Contrary to the depressing trajectory from left to right followed by so many
professional politicians, Benn has moved further to the left. The older he has
become, the more radical have become his socialist principles. Reflecting on
his experience in the Labour governments of the 1960s and 70s, he wrote:
‘As a minister I experienced the power of industrialists and
bankers to get their way by the use of the crudest form of economic pressure, even blackmail, against a Labour
government…..Parliamentary democracy is, in truth, little more than a means of
securing a periodical change in the management team, which is then allowed to preside
over a system that remains in essence intact.’
In 2001 Benn retired from parliament in order, in his own
words, to ‘spend more time involved in politics.’ This he has done with an
energy and enthusiasm uncommon in an octogenarian. Amongst the many issues on
which he has campaigned, opposition to the House of Lords has ranked high.

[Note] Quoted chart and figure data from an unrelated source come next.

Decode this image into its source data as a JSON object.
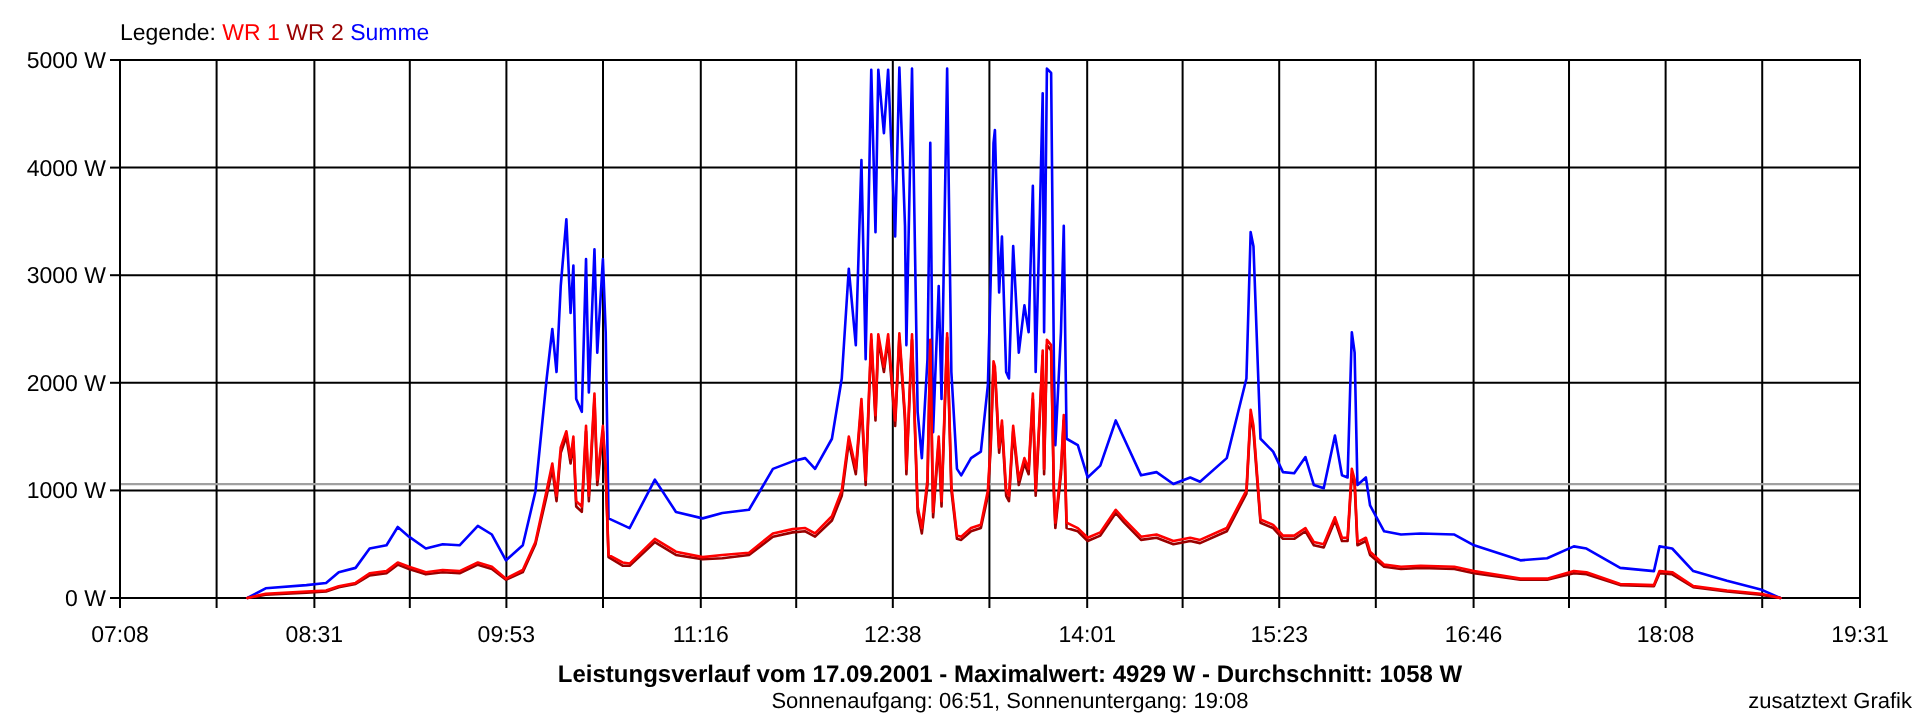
{
  "chart_data": {
    "type": "line",
    "title": "Leistungsverlauf vom 17.09.2001 - Maximalwert: 4929 W - Durchschnitt: 1058 W",
    "subtitle": "Sonnenaufgang: 06:51, Sonnenuntergang: 19:08",
    "annotations": [
      "zusatztext Grafik"
    ],
    "legend_title": "Legende:",
    "legend": "top left",
    "grid": true,
    "marker": "none",
    "line_style": "solid",
    "xlim": [
      7.1333,
      19.5167
    ],
    "xticks": [
      {
        "value": 7.1333,
        "label": "07:08"
      },
      {
        "value": 7.8208,
        "label": null
      },
      {
        "value": 8.5167,
        "label": "08:31"
      },
      {
        "value": 9.1958,
        "label": null
      },
      {
        "value": 9.8833,
        "label": "09:53"
      },
      {
        "value": 10.5708,
        "label": null
      },
      {
        "value": 11.2667,
        "label": "11:16"
      },
      {
        "value": 11.9458,
        "label": null
      },
      {
        "value": 12.6333,
        "label": "12:38"
      },
      {
        "value": 13.3208,
        "label": null
      },
      {
        "value": 14.0167,
        "label": "14:01"
      },
      {
        "value": 14.6958,
        "label": null
      },
      {
        "value": 15.3833,
        "label": "15:23"
      },
      {
        "value": 16.0708,
        "label": null
      },
      {
        "value": 16.7667,
        "label": "16:46"
      },
      {
        "value": 17.4458,
        "label": null
      },
      {
        "value": 18.1333,
        "label": "18:08"
      },
      {
        "value": 18.8208,
        "label": null
      },
      {
        "value": 19.5167,
        "label": "19:31"
      }
    ],
    "ylim": [
      0,
      5000
    ],
    "yticks": [
      {
        "value": 0,
        "label": "0 W"
      },
      {
        "value": 1000,
        "label": "1000 W"
      },
      {
        "value": 2000,
        "label": "2000 W"
      },
      {
        "value": 3000,
        "label": "3000 W"
      },
      {
        "value": 4000,
        "label": "4000 W"
      },
      {
        "value": 5000,
        "label": "5000 W"
      }
    ],
    "ref_lines": [
      {
        "axis": "y",
        "value": 1058,
        "color": "#a0a0a0"
      }
    ],
    "x": [
      8.04,
      8.17,
      8.46,
      8.6,
      8.69,
      8.81,
      8.91,
      9.03,
      9.11,
      9.19,
      9.31,
      9.43,
      9.55,
      9.68,
      9.78,
      9.88,
      10.0,
      10.09,
      10.17,
      10.21,
      10.24,
      10.27,
      10.31,
      10.34,
      10.36,
      10.38,
      10.42,
      10.45,
      10.47,
      10.51,
      10.53,
      10.57,
      10.59,
      10.61,
      10.71,
      10.76,
      10.94,
      11.09,
      11.28,
      11.42,
      11.61,
      11.78,
      11.92,
      12.01,
      12.08,
      12.2,
      12.27,
      12.32,
      12.37,
      12.41,
      12.44,
      12.48,
      12.51,
      12.53,
      12.57,
      12.6,
      12.65,
      12.68,
      12.72,
      12.73,
      12.77,
      12.81,
      12.84,
      12.88,
      12.9,
      12.92,
      12.96,
      12.98,
      13.02,
      13.05,
      13.09,
      13.12,
      13.19,
      13.26,
      13.31,
      13.33,
      13.35,
      13.36,
      13.39,
      13.41,
      13.44,
      13.46,
      13.49,
      13.53,
      13.57,
      13.6,
      13.63,
      13.65,
      13.68,
      13.7,
      13.71,
      13.73,
      13.76,
      13.78,
      13.79,
      13.83,
      13.85,
      13.87,
      13.95,
      14.02,
      14.11,
      14.22,
      14.28,
      14.4,
      14.51,
      14.63,
      14.75,
      14.82,
      15.01,
      15.15,
      15.18,
      15.2,
      15.25,
      15.34,
      15.41,
      15.49,
      15.57,
      15.63,
      15.7,
      15.78,
      15.83,
      15.87,
      15.9,
      15.92,
      15.94,
      16.0,
      16.03,
      16.13,
      16.25,
      16.39,
      16.63,
      16.77,
      17.1,
      17.29,
      17.48,
      17.57,
      17.81,
      18.05,
      18.09,
      18.18,
      18.33,
      18.57,
      18.81,
      18.95
    ],
    "series": [
      {
        "name": "WR 1",
        "color": "#ff0000",
        "values": [
          0,
          40,
          60,
          70,
          110,
          140,
          230,
          250,
          330,
          290,
          240,
          260,
          250,
          330,
          290,
          180,
          260,
          520,
          1000,
          1250,
          950,
          1400,
          1550,
          1300,
          1500,
          900,
          850,
          1600,
          950,
          1900,
          1100,
          1600,
          1200,
          400,
          330,
          320,
          550,
          430,
          380,
          400,
          420,
          600,
          640,
          650,
          600,
          760,
          1000,
          1500,
          1200,
          1850,
          1100,
          2450,
          1700,
          2450,
          2150,
          2450,
          1650,
          2460,
          1700,
          1200,
          2450,
          850,
          650,
          1100,
          2400,
          800,
          1500,
          900,
          2460,
          1050,
          580,
          570,
          650,
          680,
          1000,
          1450,
          2200,
          2150,
          1400,
          1650,
          1000,
          950,
          1600,
          1100,
          1300,
          1200,
          1900,
          1000,
          1750,
          2300,
          1200,
          2400,
          2350,
          1000,
          700,
          1200,
          1700,
          700,
          650,
          560,
          610,
          820,
          730,
          570,
          590,
          530,
          560,
          540,
          650,
          1000,
          1750,
          1600,
          730,
          680,
          580,
          580,
          650,
          520,
          500,
          750,
          560,
          560,
          1200,
          1100,
          520,
          560,
          430,
          310,
          290,
          300,
          290,
          250,
          180,
          180,
          250,
          240,
          130,
          120,
          250,
          240,
          110,
          70,
          40,
          0
        ]
      },
      {
        "name": "WR 2",
        "color": "#990000",
        "values": [
          0,
          30,
          50,
          60,
          100,
          130,
          210,
          230,
          310,
          270,
          220,
          240,
          230,
          310,
          270,
          170,
          240,
          500,
          950,
          1200,
          900,
          1350,
          1500,
          1250,
          1450,
          850,
          800,
          1550,
          900,
          1850,
          1050,
          1550,
          1150,
          380,
          300,
          300,
          520,
          400,
          360,
          370,
          400,
          570,
          610,
          620,
          570,
          720,
          950,
          1450,
          1150,
          1800,
          1050,
          2400,
          1650,
          2400,
          2100,
          2400,
          1600,
          2420,
          1650,
          1150,
          2400,
          800,
          600,
          1050,
          2350,
          750,
          1450,
          850,
          2420,
          1000,
          550,
          540,
          620,
          650,
          950,
          1400,
          2150,
          2100,
          1350,
          1600,
          950,
          900,
          1550,
          1050,
          1250,
          1150,
          1850,
          950,
          1700,
          2250,
          1150,
          2350,
          2300,
          950,
          650,
          1150,
          1650,
          650,
          620,
          530,
          580,
          790,
          700,
          540,
          560,
          500,
          530,
          510,
          620,
          970,
          1700,
          1550,
          700,
          650,
          550,
          550,
          620,
          490,
          470,
          720,
          530,
          530,
          1150,
          1050,
          490,
          530,
          400,
          290,
          270,
          280,
          270,
          230,
          170,
          170,
          230,
          220,
          120,
          110,
          230,
          220,
          100,
          60,
          30,
          0
        ]
      },
      {
        "name": "Summe",
        "color": "#0000ff",
        "values": [
          0,
          90,
          120,
          140,
          240,
          280,
          460,
          490,
          660,
          570,
          460,
          500,
          490,
          670,
          590,
          350,
          490,
          990,
          2040,
          2500,
          2100,
          2900,
          3520,
          2650,
          3090,
          1850,
          1730,
          3150,
          1910,
          3240,
          2280,
          3150,
          2470,
          740,
          680,
          650,
          1100,
          800,
          740,
          790,
          820,
          1200,
          1270,
          1300,
          1200,
          1480,
          2040,
          3060,
          2350,
          4070,
          2220,
          4910,
          3400,
          4910,
          4320,
          4910,
          3360,
          4929,
          3460,
          2350,
          4920,
          1730,
          1300,
          2220,
          4230,
          1540,
          2900,
          1850,
          4920,
          2100,
          1200,
          1140,
          1300,
          1360,
          1980,
          2960,
          4230,
          4350,
          2840,
          3360,
          2100,
          2040,
          3270,
          2280,
          2720,
          2470,
          3830,
          2100,
          3580,
          4690,
          2470,
          4920,
          4880,
          2160,
          1420,
          2470,
          3460,
          1480,
          1420,
          1120,
          1230,
          1650,
          1480,
          1140,
          1170,
          1060,
          1120,
          1080,
          1300,
          2040,
          3400,
          3270,
          1480,
          1360,
          1170,
          1160,
          1310,
          1050,
          1020,
          1510,
          1140,
          1120,
          2470,
          2280,
          1050,
          1120,
          860,
          620,
          590,
          600,
          590,
          490,
          350,
          370,
          480,
          460,
          280,
          250,
          480,
          460,
          250,
          160,
          80,
          0
        ]
      }
    ]
  }
}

Nearly thirty years ago, in a speech to the 1980 Labour Party conference, he
called for the abolition of the second chamber by subverting it from within. He
advocated the creation by a Labour government of 1000 peers who would then vote
for the abolition of the chamber. Following this they would abolish the peerage
itself. At a stroke this whole preposterous antiquarian system of power, pomp
and privilege would be swept away.
In this he was only advocating what the party had itself
proposed at the time of its foundation. The 1918 conference agreed without
debate to a resolution declaring that ‘a hereditary chamber such as the House
of Lords should be abolished.’ It also confirmed ‘its opposition to any form of
second chamber whether elected by the House of Commons or otherwise.’ The Labour governments of 1924 and 1929
were minority governments and, even if they had wished to do so, would not have
been able to legislate for abolition. During its long years in opposition from
1931 to 1945, the party once again, in 1934 pledged to ‘pass legislation
abolishing the House of Lords as a hereditary chamber.’ The 1945 Labour government, elected
with a huge parliamentary majority, not only failed to abolish the second
chamber, but left it unreformed as a bastion of hereditary privilege and
obstruction. Since then the debate about its form and future has continued,
and, despite the reforms which have removed most of the hereditary members, it
remains, in name and nature, an anachronistic blight on the system of
parliamentary democracy. The system of ‘honours’ by which favoured individuals
are ‘elevated’ to the ‘Lords’ through prime ministerial use of the ‘Royal
Prerogative’, is symptomatic of this malaise. Corruption of one kind or another
has been endemic to this system over most of the twentieth century and into the
twenty first.
A democratic alternative to the present chamber would be one
wholly elected. The objection to this (that it would simply duplicate the lower
house) has resulted in the sorry mess that exists at present – an
undemocratic, largely appointed chamber. The other alternative is to do what
could and should have been done decades ago: abolish the House of Lords and
accept a unicameral system. I can see no democratic objection to this. But it
will not happen because there are powerful vested interests opposed to the
strengthening of parliamentary democracy. To sweep away the Lords and the
class-ridden system of pomp and privilege with which it is associated, would
strike at the heart of the institution which holds it all together, and whose
mystique still numbs the minds of large numbers of people – the British
monarchy.
More than two hundred years ago Thomas Paine exposed the
hereditary monarchy as an affront to democracy and common sense. In spite of
all the specious arguments of its defenders and apologists over the centuries,
it remains so today. Power and privilege based on unelected office is
inconsistent with democracy. To be a consistent democrat is to be a republican.